Office sponsored strip-club visits are nothing new to a variety of industries including legal, financial and athletic (among others). That said, women have recently become extremely vocal about the offensive nature of these types of business development or “team building” exercises, and the practice has slowed greatly in recent years. With the advent of the #MeToo movement, many companies have understood that catering to machoism and the objectification of women is a recipe for disaster in an environment where all employees' sensitivities to potentially offensive conduct are heightened.
Although Under Armour’s statements make a serious attempt at sincerity, the overwhelming number of national news articles on this topic display the danger in allowing inappropriate practices to continue. Although there will likely be a number of male employees upset with the company for correcting its inappropriate policy, moving away from a potentially misogynistic culture is never a bad thing.
Much of the ink that has been spilled on this topic in the last 24 hours has been overly critical of Under Armour permitting employees to expense visits to the strip club. However, at least the company was honest about its mistakes and is seeking to take a more positive stance on this subject in the future. This is in stark contrast to the many employers who allow incidents of harassment and discrimination to continue to persist on their premises and do nothing more than pay large settlements with confidentiality provisions to cover up their practices. While the practice may not have been appropriate, at least the company did something to admit its wrongdoings and attempt to rectify them going forward.

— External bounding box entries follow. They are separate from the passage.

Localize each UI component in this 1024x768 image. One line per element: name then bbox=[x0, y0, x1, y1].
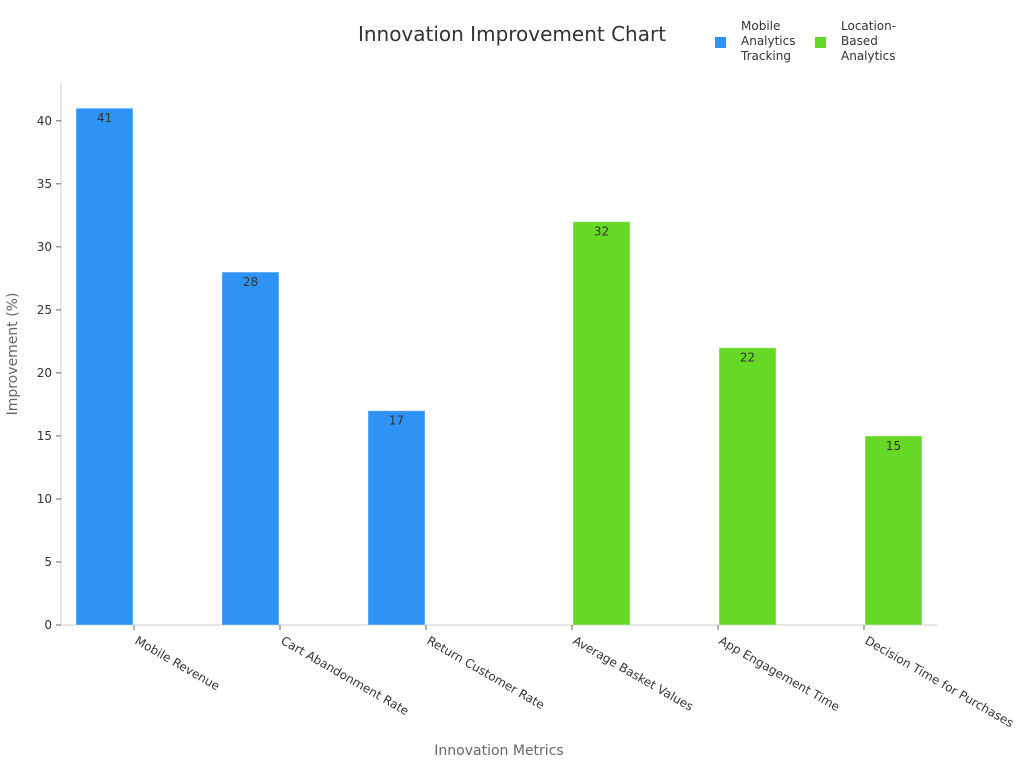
x-axis: Mobile Revenue Cart Abandonment Rate Retur… bbox=[61, 624, 1016, 730]
bar[interactable] bbox=[572, 221, 631, 626]
legend-label: Mobile Analytics Tracking bbox=[741, 19, 796, 64]
bar[interactable] bbox=[864, 435, 923, 626]
y-tick-label: 30 bbox=[37, 240, 52, 254]
y-tick-label: 10 bbox=[37, 492, 52, 506]
legend-label-line: Analytics bbox=[741, 34, 796, 48]
y-tick-label: 40 bbox=[37, 114, 52, 128]
y-tick-label: 20 bbox=[37, 366, 52, 380]
y-tick-label: 5 bbox=[44, 555, 52, 569]
x-tick-label: Average Basket Values bbox=[571, 633, 696, 713]
data-label: 28 bbox=[243, 275, 258, 289]
bars bbox=[75, 107, 923, 626]
x-tick-label: Decision Time for Purchases bbox=[863, 633, 1016, 730]
x-axis-title: Innovation Metrics bbox=[434, 743, 563, 759]
x-tick-label: Cart Abandonment Rate bbox=[279, 633, 412, 718]
y-tick-label: 35 bbox=[37, 177, 52, 191]
bar[interactable] bbox=[367, 410, 426, 626]
legend-label: Location-Based Analytics bbox=[841, 19, 896, 64]
y-tick-label: 25 bbox=[37, 303, 52, 317]
data-label: 15 bbox=[886, 439, 901, 453]
legend-swatch bbox=[815, 37, 826, 48]
data-label: 41 bbox=[97, 111, 112, 125]
chart-title: Innovation Improvement Chart bbox=[357, 22, 667, 46]
data-label: 17 bbox=[389, 414, 404, 428]
x-tick-label: Mobile Revenue bbox=[133, 633, 223, 693]
bar[interactable] bbox=[75, 107, 134, 626]
data-label: 22 bbox=[740, 351, 755, 365]
legend-label-line: Location-Based bbox=[841, 19, 897, 48]
data-labels: 41 28 17 32 22 15 bbox=[97, 111, 901, 453]
bar[interactable] bbox=[718, 347, 777, 626]
y-tick-label: 0 bbox=[44, 618, 52, 632]
legend-swatch bbox=[715, 37, 726, 48]
legend-label-line: Analytics bbox=[841, 49, 896, 63]
legend-label-line: Mobile bbox=[741, 19, 781, 33]
y-tick-label: 15 bbox=[37, 429, 52, 443]
y-axis: 0 5 10 15 20 25 30 35 40 bbox=[37, 83, 62, 632]
y-axis-title: Improvement (%) bbox=[5, 293, 21, 416]
data-label: 32 bbox=[594, 225, 609, 239]
bar[interactable] bbox=[221, 271, 280, 626]
legend-label-line: Tracking bbox=[741, 49, 791, 63]
x-tick-label: Return Customer Rate bbox=[425, 633, 547, 712]
x-tick-label: App Engagement Time bbox=[717, 633, 843, 714]
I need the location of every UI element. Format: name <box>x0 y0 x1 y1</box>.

As always, companies need to take steps to ensure their images are protected and their cultures are inclusive and free of harassment and discrimination. Given the large number of stories like the Under Armour strip club fiasco, now would be an exceptional time to conduct an audit of your harassment policies and training guidelines to determine what steps your organization can take to ensure your organization is not the subject of the next embarrassing news story.